Control measure: Physical records are disposed of in line with the retention schedule.

Risk: If the disposal of physical records is not planned in the retention schedule, information may be accidentally retained for too long. This may breach UK GDPR articles 5(1)(e-f) and 32.

Ways to meet our expectations:

  • Destroy physical records containing personal information permanently in line with the retention schedule.
  • Destroy records held in record archives, satellite locations, or by third-party storage providers.
  • Obtain and log management approval prior to destroying records.
  • Report failure to delete physical records as an incident and take appropriate action.

Options to consider:

  • Keep a checklist in each team or department showing how long to keep each record for, when the retention time was last checked and by who.

 

Control measure: Physical records are destroyed using appropriate methods that prevent disclosure before, during, and after disposal.

Risk: If physical records are not destroyed securely, personal information may be recoverable. This may breach UK GDPR articles 5(1)(f) and 32.

Ways to meet our expectations:

  • Use and document secure disposal methods (eg cross-cut or micro-cut shredding).
  • Store physical records awaiting destruction securely (eg in a locked area with restricted access).
  • Keep a log of all physical records awaiting destruction and their locations.

Options to consider:

  • Use secure confidential waste bins.
  • Check areas with physical records awaiting destruction on site walks.
  • Use a third-party secure shredding or incineration provider.

 

Control measure: Appropriate contracts are in place with all third parties used to dispose of personal information.

Risk: If disposal is not appropriately controlled, personal information may be used or disclosed inappropriately by third parties. This may breach UK GDPR articles 5(1)(f) and 32.

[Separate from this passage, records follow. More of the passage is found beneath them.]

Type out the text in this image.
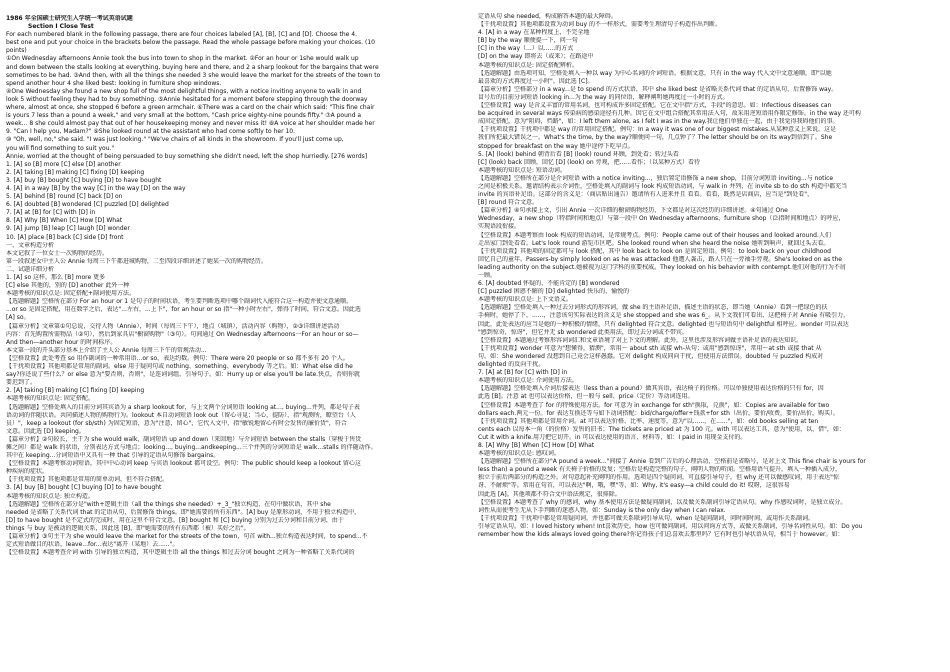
1986 年全国硕士研究生入学统一考试英语试题

Section I Close Test

For each numbered blank in the following passage, there are four choices labeled [A], [B], [C] and [D]. Choose the 4.

best one and put your choice in the brackets below the passage. Read the whole passage before making your choices. (10

points)

①On Wednesday afternoons Annie took the bus into town to shop in the market. ②For an hour or 1she would walk up

and down between the stalls looking at everything, buying here and there, and 2 a sharp lookout for the bargains that were

sometimes to be had. ③And then, with all the things she needed 3 she would leave the market for the streets of the town to

spend another hour 4 she liked best: looking in furniture shop windows.

④One Wednesday she found a new shop full of the most delightful things, with a notice inviting anyone to walk in and

look 5 without feeling they had to buy something. ⑤Annie hesitated for a moment before stepping through the doorway

where, almost at once, she stopped 6 before a green armchair. ⑥There was a card on the chair which said: "This fine chair

is yours 7 less than a pound a week," and very small at the bottom, "Cash price eighty-nine pounds fifty." ⑦A pound a

week... 8 she could almost pay that out of her housekeeping money and never miss it! ⑧A voice at her shoulder made her

9. "Can I help you, Madam?" ⑨She looked round at the assistant who had come softly to her 10.

⑩ "Oh, well, no," she said. "I was just looking." "We've chairs of all kinds in the showroom. If you'll just come up,

you will find something to suit you."

Annie, worried at the thought of being persuaded to buy something she didn't need, left the shop hurriedly. [276 words]

1. [A] so [B] more [C] else [D] another

2. [A] taking [B] making [C] fixing [D] keeping

3. [A] buy [B] bought [C] buying [D] to have bought

4. [A] in a way [B] by the way [C] in the way [D] on the way

5. [A] behind [B] round [C] back [D] on

6. [A] doubted [B] wondered [C] puzzled [D] delighted

7. [A] at [B] for [C] with [D] in

8. [A] Why [B] When [C] How [D] What

9. [A] jump [B] leap [C] laugh [D] wonder

10. [A] place [B] back [C] side [D] front

一、文章构造分析

本文记叙了一位女士一次购物的经历。

第一段叙述女中主人公 Annie 每周三下午都进城购物，二至四段详细讲述了她某一次的购物经历。

二、试题详细分析

1. [A] so 这样，那么 [B] more 更多

[C] else 其他的，别的 [D] another 此外一种

本题考核的知识点是: 固定搭配+副词使用方法。

【选题解题】空格所在部分 For an hour or 1 是句子的时间状语，考生要判断选项中哪个副词代入能符合这一构造并使文意通顺。

...or so 是固定搭配，用在数字之后，表达"...左右，...上下"，for an hour or so 指"一种小时左右"，弹得了时间，符合文意。因此选

[A] so。

【篇章分析】文章第①句总说，交待人物（Annie），时间（每周三下午），地点（城镇），活动内容（购物），②③详细讲述活动

内容：首先购置所需物品（②句），然后到家具店"橱窗购物"（③句）。句间通过 On Wednesday afternoons一For an hour or so—

And then—another hour 的时间标序。

本文第一段的开头部分基本上介绍了主人公 Annie 每周三下午的常规活动...

【空格设置】此处考查 so 用作副词的一种常用语...or so，表达约数。例句：There were 20 people or so 都不多有 20 个人。

【干扰项设置】其他项都是常用的副词。else 用于疑问句或 nothing、something、everybody 等之后。如：What else did he

say?你还说了些什么？or else 意为"要否则，否则"，是连词词组，引导句子。如：Hurry up or else you'll be late.快点，否则你就

要迟到了。

2. [A] taking [B] making [C] fixing [D] keeping

本题考核的知识点是: 固定搭配。

【选题解题】空格处填入的目前分词其宾语为 a sharp lookout for，与上文两个分词短语 looking at..., buying...并列，都是句子表

语动词的伴随状语。共同描述人物的购物行为。lookout 本自动词短语 look out（留心寻觅；当心，提防），指"观测所，瞭望台（人

员）"，keep a lookout (for sb/sth) 为固定短语，意为"注意，留心"，它代入文中，指"敏锐地留心有时会发售的廉价货"，符合

文意。因此选 [D] keeping。

【篇章分析】②句较长，主干为 she would walk，副词短语 up and down（来回地）与介词短语 between the stalls（穿梭于售货

摊之间）都是 walk 的状语，分别表达方式与地点；looking..., buying...andkeeping...三个并列的分词短语是 walk...stalls 的伴随动作。

其中在 keeping...分词短语中又具有一种 that 引导的定语从句修饰 bargains。

【空格设置】本题考察动词短语，其中中心动词 keep 与宾语 lookout 都可设空。例句：The public should keep a lookout 留心这

种疾病的症状。

【干扰项设置】其他项都是常用的简单动词，但不符合搭配。

3. [A] buy [B] bought [C] buying [D] to have bought

本题考核的知识点是: 独立构造。

【选题解题】空格所在部分是"with+逻辑主语（all the things she needed）+_3_"独立构造，在句中做状语，其中 she

needed 是省略了关系代词 that 的定语从句，后置修饰 things。即"她需要的所有东西"。[A] buy 是原形动词，不用于独立构造中，

[D] to have bought 是不定式的完成时，用在这里不符合文意。[B] bought 和 [C] buying 分别为过去分词和目前分词，由于

things 与 buy 是被动的逻辑关系，因此选 [B]，即"她需要的所有东西都（被）买好之后"。

【篇章分析】③句主干为 she would leave the market for the streets of the town，句首 with...独立构造表达时间，to spend...不

定式短语做目的状语，leave...for...表达"离开（某地）去......"。

【空格设置】本题考查介词 with 引导的独立构造，其中逻辑主语 all the things 和过去分词 bought 之间为一种省略了关系代词的

定语从句 she needed，构成解答本题的最大障碍。

【干扰项设置】其他项都设置为动词 buy 的不一样形式，需要考生理清句子构造作出判断。

4. [A] in a way 在某种程度上，不完全地

[B] by the way 顺便提一下，问一句

[C] in the way（...）以......的方式

[D] on the way 即将去（或来）；在路途中

本题考核的知识点是: 固定搭配辨析。

【选题解题】由选项可知，空格处填入一种以 way 为中心名词的介词短语。根据文意，只有 in the way 代入文中文意通顺，即"以她

最喜欢的方式再度过一小时"。因此选 [C]。

【篇章分析】空格部分 in a way...是 to spend 的方式状语，其中 she liked best 是省略关系代词 that 的定语从句，后置修饰 way。

冒号后的目前分词短语 looking in...为 the way 的同位语，解释阐明她再度过一小时的方式。

【空格设置】way 是含义丰富的常用名词，也可构成许多固定搭配。它在文中指"方式，手段"的意思。如：Infectious diseases can

be acquired in several ways 传染病的感染途径有几种。因它在文中组合搭配其常用法入句，故采用逆短语用作限定修饰。in the way 还可构

成固定搭配，意为"阻碍，挡路"，如：I left them alone, as I felt I was in the way.我让他们单独在一起，由于我觉得我碍他们的事。

【干扰项设置】干扰项中都是 way 的常用固定搭配。例句：In a way it was one of our biggest mistakes.从某种意义上来说，这是

我们所犯最大错误之一。What's the time, by the way?顺便问一句，几点钟了？The letter should be on its way到信到了。She

stopped for breakfast on the way 她中途停下吃早点。

5. [A] (look) behind 朝背后看 [B] (look) round 环顾，到处看；转过头看

[C] (look) back 回顾，回忆 [D] (look) on 旁观，把......看作；（以某种方式）看待

本题考核的知识点是: 短语动词。

【选题解题】空格所在部分是介词短语 with a notice inviting...，独后置定语修饰 a new shop，目前分词短语 inviting...与 notice

之间是积极关系。邀请结构表示介词性，空格处填入的副词与 look 构成短语动词，与 walk in 并列，在 invite sb to do sth 构造中都充当

invite 的宾语补足语。这部分的含义是：（商店贴出通告）邀请所有人进来并且 看看。看看，既然是店商店，应当是"到处看"，

[B] round 符合文意。

【篇章分析】④句承接上文，引出 Annie 一次详细的橱窗购物经历，下文都是对这次经历的详细讲述。④句通过 One

Wednesday，a new shop（特指时间和地点）与第一段中 On Wednesday afternoons，furniture shop（泛指时间和地点）的呼应，

实现语段衔接。

【空格设置】本题考察由 look 构成的短语动词，是常规考点。例句：People came out of their houses and looked around.人们

走出家门到处看看。Let's look round 游览市区吧。She looked round when she heard the noise 她听到响声，就回过头去看。

【干扰项设置】其他项的固定都可与 look 搭配，其中 look back to look on 是固定短语。例句：to look back on your childhood

回忆自己的童年。Passers-by simply looked on as he was attacked 他遭人袭击，路人只在一旁袖手旁观。She's looked on as the

leading authority on the subject.她被视为这门学科的重要权威。They looked on his behavior with contempt.他们对他的行为不屑

一顾。

6. [A] doubted 怀疑的，不能肯定的 [B] wondered

[C] puzzled 困惑不解的 [D] delighted 快乐的，愉悦的

本题考核的知识点是: 上下文语义。

【选题解题】空格处填入一种过去分词形式的形容词，做 she 的主语补足语，描述主语的状态，即当她（Annie）看到一把绿色的扶

手椅时，她停了下，......，注意该句实际表达的含义是 she stopped and she was 6_。从下文我们可看出，这把椅子对 Annie 有吸引力，

因此，此处表达的应当是她的一种积极的情绪，只有 delighted 符合文意。delighted 也与短语句中 delightful 相呼应。wonder 可以表达

"感到惊奇，惊讶"，但它并无 sb wondered 此类用法，即过去分词或不带宾。

【空格设置】本题通过考察形容词词汇和文章语境了对上下文的理解。此外，这里也涉及形容词做主语补足语的表达知识。

【干扰项设置】wonder 可意为"想懂得，猜测"，常用～ about sth 或接 wh-从句；或用"感到惊讶"，常用～at sth 或接 that 从

句。如：She wondered 没想到自己竟会这样愚蠢。它对 delight 构成同向干扰，但使用方法错误。doubted 与 puzzled 构成对

delighted 的反向干扰。

7. [A] at [B] for [C] with [D] in

本题考核的知识点是: 介词使用方法。

【选题解题】空格处填入介词后接表达（less than a pound）做其宾语，表达椅子的价格。可以单独使用表达价格的只有 for，因

此选 [B]。注意 at 也可以表达价格，但一般与 sell、price（定价）等动词连用。

【空格设置】本题考查了 for 的特殊使用方法。for 可意为 in exchange for sth"换取，兑换"，如：Copies are available for two

dollars each.两元一份。for 表达互换还等与如下动词搭配：bid/charge/offer+钱款+for sth（出价，要价/收费，要价/出价，购买）。

【干扰项设置】其他项都是常用介词。at 可以表达价格、比率、速度等，意为"以......，在......"，如：old books selling at ten

cents each 以每本一角（的价格）发售的旧书；The tickets are priced at 为 100 元。with 可以表达工具，意为"使用，以，借"，如：

Cut it with a knife.用刀把它切开。in 可以表达使用的语言、材料等，如：I paid in 用现金支付的。

8. [A] Why [B] When [C] How [D] What

本题考核的知识点是: 感叹词。

【选题解题】空格所在部分"A pound a week..."间接了 Annie 看到广告后的心理活动，空格前是省略号，是对上文 This fine chair is yours for

less than) a pound a week 有关椅子价格的反复；空格后是构造完整的句子，阐明人物的听闻。空格用语气提升，填入一种插入成分，

独立于前后两部分的构造之外。对句意起补充阐明的作用。选项是四个疑问词，可直接引导句子，但 why 还可以做感叹词，用于表达"惊

讶、不耐烦"等。常用在句首，可以表达"啊，哦，嘿"等，如：Why, it's easy—a child could do it! 哎呀，这很容易

因此选 [A]。其他项都不符合文中语法规定，很排除。

【空格设置】本题考查了 why 的感词，why 基本使用方法是做疑问副词，以及做关系副词引导定语从句。why 作感叹词时，是独立成分。

词性从而使考生无从下手判断的迷惑人物。如：Sunday is the only day when I can relax.

【干扰项设置】干扰项中都是常用疑问词，并也都可做关系联词引导从句。when 是疑问副词，问时间时间，或用作关系副词。

引导定语从句。如：I loved history when! Int喜欢历史。how 也可做问副词，用以问询方式等，或做关系副词，引导名词性从句。如：Do you

remember how the kids always loved going there?你记得孩子们总喜欢去那里吗？它有时也引导状语从句，相当于 however。如：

Ways to meet our expectations:

  • Ensure contracts are signed by an appropriate senior manager.
  • Ensure contracts include all required clauses and details, including security measures, accountability, and your right to audit providers.

Options to consider:

  • Schedule annual visits to third-party records storage providers as part of relationship management processes.
  • Ensure contracts are timebound and reviewed regularly.

 

Control measure: Evidence of secure disposal is obtained from third parties used to dispose of personal information.

Risk: If evidence is not obtained, personal information may not be secure during disposal or not disposed of at all. This may breach UK GDPR article 5(2).

Ways to meet our expectations:

  • Check periodically that the security of third-party services is to the agreed standard.
  • Assign a staff member to check destruction certificates match what you sent for destruction.

Options to consider:

  • Store electronic confirmations of destruction in a dedicated folder or email inbox.